SEND reform - warning from a social worker with lived experience of battling the system
As both a parent and a social worker, I am deeply concerned about how these reforms are going to work in practice and what they will actually mean for children like my son.
On paper, the idea of tailored, needs-led support is hard to argue with. But plans alone do not create inclusion. People do. Culture does. Training does.
If teaching staff are expected to fully understand neurodivergence and disability, that education cannot come from a single inset day or a one-day awareness course. It must be embedded throughout teacher training, from the very beginning of a PGCE, not bolted on at the end.
Understanding autism, ADHD, sensory processing, trauma, masking, executive functioning, these are not ‘add-ons’. They are central to teaching in today’s classrooms.
This requires a fundamental culture shift.
My husband and I have been fighting for support for our son since he was in reception. He is now in Year 4. He has diagnoses of Autism and both inattentive and hyperactive-impulsive ADHD. Academically, he achieves at, and often above, expected levels of learning. The issue is not his intelligence or ability. The issue is the environment.
As part of his recent education, health and care plan review, his mainstream primary school stated:
“It is the school’s view that we are not able to fully meet X’s needs within our current resources (including adult support) and environment.”
This is not because staff do not care. Many of them do. But care without capacity is not inclusion.
The reality is that most mainstream classrooms are busy, noisy, overstimulating environments.
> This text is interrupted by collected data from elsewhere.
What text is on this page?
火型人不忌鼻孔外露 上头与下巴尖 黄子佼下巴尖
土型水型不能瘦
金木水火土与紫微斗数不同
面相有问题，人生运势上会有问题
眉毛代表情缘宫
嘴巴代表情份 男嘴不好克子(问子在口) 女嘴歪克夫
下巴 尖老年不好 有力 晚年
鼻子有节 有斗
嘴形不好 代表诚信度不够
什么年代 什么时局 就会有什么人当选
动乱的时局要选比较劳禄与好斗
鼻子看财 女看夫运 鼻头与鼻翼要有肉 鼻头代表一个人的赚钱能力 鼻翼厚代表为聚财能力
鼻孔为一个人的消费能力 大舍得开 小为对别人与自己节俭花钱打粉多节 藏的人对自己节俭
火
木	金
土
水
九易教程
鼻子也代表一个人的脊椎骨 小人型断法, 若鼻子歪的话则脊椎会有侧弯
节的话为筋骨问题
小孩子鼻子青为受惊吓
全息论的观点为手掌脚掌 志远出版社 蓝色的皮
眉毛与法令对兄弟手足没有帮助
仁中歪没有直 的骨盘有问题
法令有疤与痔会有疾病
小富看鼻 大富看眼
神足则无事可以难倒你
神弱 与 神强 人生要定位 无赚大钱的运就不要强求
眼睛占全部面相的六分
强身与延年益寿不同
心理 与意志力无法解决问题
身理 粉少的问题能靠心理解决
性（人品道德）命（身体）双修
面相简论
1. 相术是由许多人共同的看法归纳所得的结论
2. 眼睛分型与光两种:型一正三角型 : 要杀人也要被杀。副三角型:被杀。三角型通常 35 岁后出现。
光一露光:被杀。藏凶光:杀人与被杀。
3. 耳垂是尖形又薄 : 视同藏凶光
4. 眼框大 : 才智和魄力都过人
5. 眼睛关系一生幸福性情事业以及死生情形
Class sizes of 30. Constant transitions. High cognitive demand. Limited adult support.
For a neurodivergent child, this can mean surviving the school day rather than thriving in it.
Our local specialist school costs £80,000 per year. That is an eye-watering figure. Yet when we asked our education, health and care coordinator for professional guidance about what type of setting might best meet our son’s needs, and which schools currently have vacancies, we were sent only the “local offer.”
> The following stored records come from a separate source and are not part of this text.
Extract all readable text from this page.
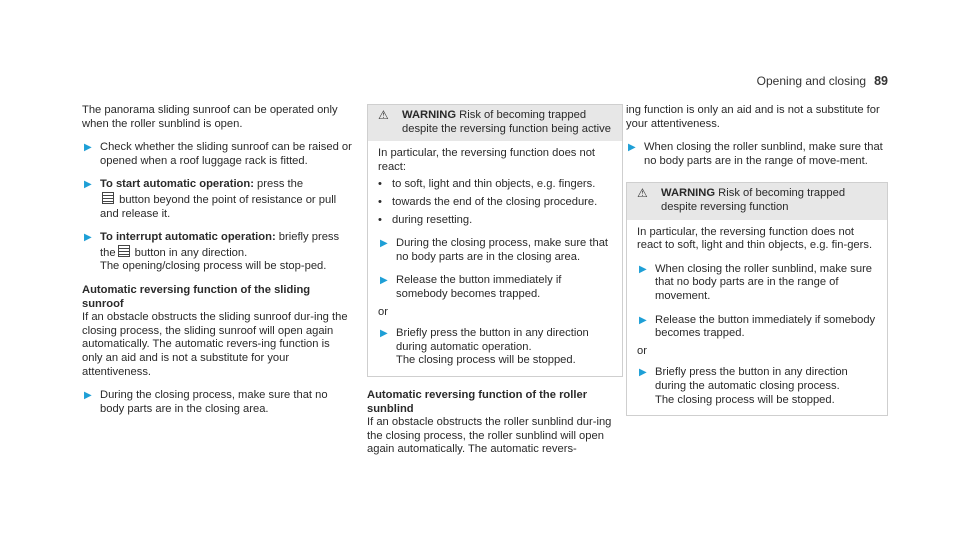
Opening and closing 89

The panorama sliding sunroof can be operated only when the roller sunblind is open.

▶ Check whether the sliding sunroof can be raised or opened when a roof luggage rack is fitted.
▶ To start automatic operation: press the
button beyond the point of resistance or pull and release it.
▶ To interrupt automatic operation: briefly press the button in any direction.
The opening/closing process will be stop-ped.
Automatic reversing function of the sliding sunroof

If an obstacle obstructs the sliding sunroof dur-ing the closing process, the sliding sunroof will open again automatically. The automatic revers-ing function is only an aid and is not a substitute for your attentiveness.

▶ During the closing process, make sure that no body parts are in the closing area.
⚠	WARNING Risk of becoming trapped despite the reversing function being active

In particular, the reversing function does not react:

• to soft, light and thin objects, e.g. fingers.
• towards the end of the closing procedure.
• during resetting.
▶ During the closing process, make sure that no body parts are in the closing area.
▶ Release the button immediately if somebody becomes trapped.
or
▶ Briefly press the button in any direction during automatic operation.
The closing process will be stopped.
Automatic reversing function of the roller sunblind

If an obstacle obstructs the roller sunblind dur-ing the closing process, the roller sunblind will open again automatically. The automatic revers-

ing function is only an aid and is not a substitute for your attentiveness.

▶ When closing the roller sunblind, make sure that no body parts are in the range of move-ment.
⚠	WARNING Risk of becoming trapped despite reversing function

In particular, the reversing function does not react to soft, light and thin objects, e.g. fin-gers.

▶ When closing the roller sunblind, make sure that no body parts are in the range of movement.
▶ Release the button immediately if somebody becomes trapped.
or
▶ Briefly press the button in any direction during the automatic closing process.
The closing process will be stopped.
Why is there no middle ground?
Why are there so few provisions with smaller class sizes, flexible environments, and appropriately trained staff that would meet children’s needs without requiring a move to an £80,000-a-year specialist placement?
Why are families forced into adversarial tribunal processes simply to secure environments where their children can access education?
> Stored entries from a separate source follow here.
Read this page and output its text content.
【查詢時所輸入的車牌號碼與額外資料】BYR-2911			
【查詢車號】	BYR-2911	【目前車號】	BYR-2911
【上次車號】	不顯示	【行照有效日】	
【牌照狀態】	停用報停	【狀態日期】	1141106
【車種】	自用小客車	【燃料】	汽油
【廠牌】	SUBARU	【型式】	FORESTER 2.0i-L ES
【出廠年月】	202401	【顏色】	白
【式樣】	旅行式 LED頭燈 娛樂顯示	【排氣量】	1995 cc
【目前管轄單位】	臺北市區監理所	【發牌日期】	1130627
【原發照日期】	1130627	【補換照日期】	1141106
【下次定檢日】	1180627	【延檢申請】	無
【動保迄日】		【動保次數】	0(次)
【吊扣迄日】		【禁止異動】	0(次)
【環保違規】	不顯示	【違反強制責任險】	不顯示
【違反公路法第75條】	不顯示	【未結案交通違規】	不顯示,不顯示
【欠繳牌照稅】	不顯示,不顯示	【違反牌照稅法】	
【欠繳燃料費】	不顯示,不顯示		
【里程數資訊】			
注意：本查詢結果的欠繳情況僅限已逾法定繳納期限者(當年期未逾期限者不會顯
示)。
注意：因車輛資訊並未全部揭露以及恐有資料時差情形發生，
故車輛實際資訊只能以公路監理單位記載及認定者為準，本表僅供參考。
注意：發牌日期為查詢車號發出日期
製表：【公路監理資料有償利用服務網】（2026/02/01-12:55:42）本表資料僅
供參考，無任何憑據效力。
These plans risk becoming more bureaucratic layers unless we address the structural issues underneath:
- Class sizes
- Teacher training
- Funding models
- Sensory environments
- Staffing ratios
- Genuine partnership with parents
As a social worker, I understand systems. I understand resource pressures. But I also understand rights. Disabled children are entitled to an education that meets their needs, not one that asks them to constantly adapt to environments that overwhelm them.
We do not need more paperwork.
We need better-designed classrooms.
We need teacher training that embeds neurodiversity from day one.
We need graduated provision between mainstream and high-cost specialist placements.
And we need local authorities to offer meaningful professional guidance, not simply a list.
Until then, families like mine will continue fighting.